Technological Research for the eXactitude and Use of Artificial Representations in Computer Vision Systems

The manufacturing industry is undergoing a major transformation thanks to new technologies driving the digitalization and interconnection of devices and machines. The adoption of these tools—capable of anticipating problems, optimizing processes, and reducing costs—is giving rise to what are known as Smart Factories. In these environments, sensors, simulation, and advanced modeling coexist with a continuous flow of data from machines and production processes, enabling precise real-time monitoring and improving system efficiency and productivity.

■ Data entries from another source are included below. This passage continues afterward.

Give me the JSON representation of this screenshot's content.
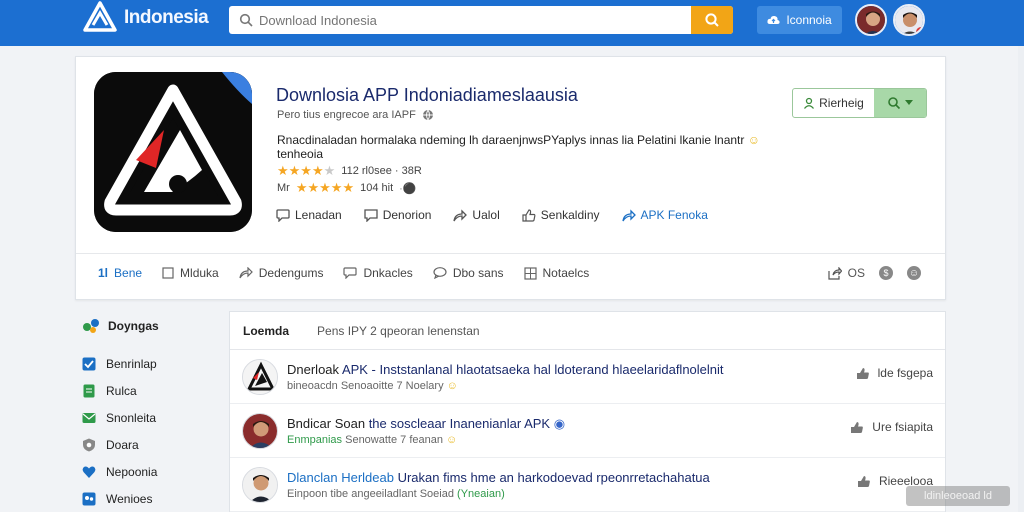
{
  "header": {
    "brand": "Indonesia",
    "search_placeholder": "Download Indonesia",
    "login_label": "Iconnoia",
    "accent": "#1c6fd1",
    "search_button_color": "#f2a516"
  },
  "app": {
    "title": "Downlosia APP Indoniadiameslaausia",
    "subtitle": "Pero tius engrecoe ara IAPF",
    "description": "Rnacdinaladan hormalaka ndeming lh daraenjnwsPYaplys innas lia Pelatini lkanie lnantr",
    "description_tail": "tenheoia",
    "rating_1": {
      "stars": 4,
      "max": 5,
      "text": "112 rl0see · 38R"
    },
    "rating_2": {
      "prefix": "Mr",
      "stars": 5,
      "max": 5,
      "text": "104 hit"
    },
    "actions": [
      "Lenadan",
      "Denorion",
      "Ualol",
      "Senkaldiny",
      "APK Fenoka"
    ],
    "install_label": "Rierheig"
  },
  "tabs": {
    "items": [
      "Bene",
      "Mlduka",
      "Dedengums",
      "Dnkacles",
      "Dbo sans",
      "Notaelcs"
    ],
    "share_count": "OS"
  },
  "sidebar": {
    "title": "Doyngas",
    "items": [
      {
        "label": "Benrinlap",
        "color": "#1b6fc4"
      },
      {
        "label": "Rulca",
        "color": "#2f9a4a"
      },
      {
        "label": "Snonleita",
        "color": "#2f9a4a"
      },
      {
        "label": "Doara",
        "color": "#888888"
      },
      {
        "label": "Nepoonia",
        "color": "#1b6fc4"
      },
      {
        "label": "Wenioes",
        "color": "#1b6fc4"
      }
    ]
  },
  "feed": {
    "tab_active": "Loemda",
    "tab_other": "Pens IPY 2 qpeoran lenenstan",
    "posts": [
      {
        "name": "Dnerloak",
        "title": "APK - Inststanlanal hlaotatsaeka hal ldoterand hlaeelaridaflnolelnit",
        "meta": "bineoacdn",
        "meta_hl": "Senoaoitte 7 Noelary",
        "like": "lde fsgepa"
      },
      {
        "name": "Bndicar Soan",
        "title": "the soscleaar Inanenianlar APK",
        "meta": "Enmpanias",
        "meta_hl": "Senowatte 7 feanan",
        "like": "Ure fsiapita"
      },
      {
        "name": "Dlanclan Herldeab",
        "title": "Urakan fims hme an harkodoevad rpeonrretachahatua",
        "meta": "Einpoon tibe angeeiladlant Soeiad",
        "meta_hl": "(Yneaian)",
        "like": "Rieeelooa"
      }
    ]
  },
  "watermark": "ldinleoeoad ld"
}
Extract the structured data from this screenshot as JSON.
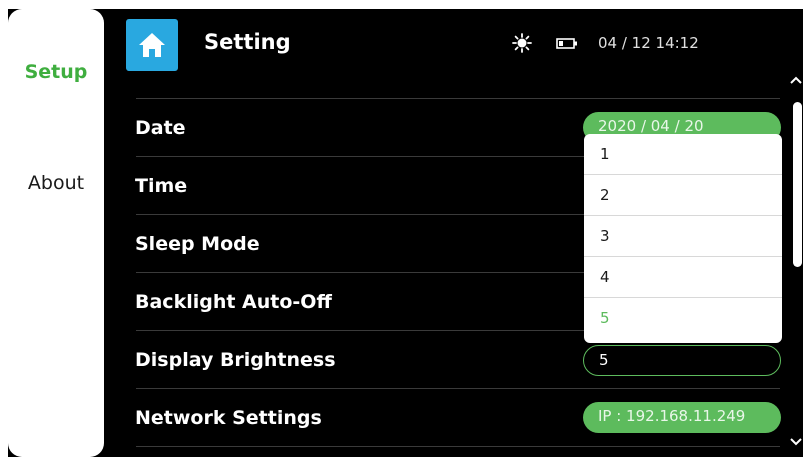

In this context, computer vision has become a key pillar of industrial transformation, fueling significant growth in the sector. An increasing number of companies are adopting this technology to optimize their production processes and address specific challenges. Reflecting this trend, the global computer vision market reached a value of $12.88 billion in 2024 and is projected to grow at an annual rate of 8.32% through 2029, with Europe accounting for approximately one-third of total revenue.

Among the main areas of application of computer vision in industrial measurement systems, the following Measurement Applications (MAs) stand out:

MA1. Accurate object measurement – Geometric metrology: Obtaining precise dimensional measurements (shape and 3D dimensions) to verify critical tolerances in manufacturing processes.

MA2. Measurement of object position relative to a vision system – Localization: Precise determination of object position and orientation (6D) to ensure correct interaction with automated systems.

MA3. Detailed object measurement – Inspection and detection of fine details: Identification and assessment of specific features, such as manufacturing defects or surface details (2D), to enhance quality inspection processes.

Currently, the implementation of computer vision solutions is still based on heuristics and trial-and-error due to the lack of simulators that can validate design decisions. The optimal configuration of a system involves not only selecting sensors but also defining tolerances, costs, and accuracy. Without thorough prior analysis, technical and economic proposals may differ from actual implementation, leading to adjustments and cost overruns. Moreover, the absence of simulation tools hinders optimization and early detection of unfeasible solutions, preventing unnecessary investments.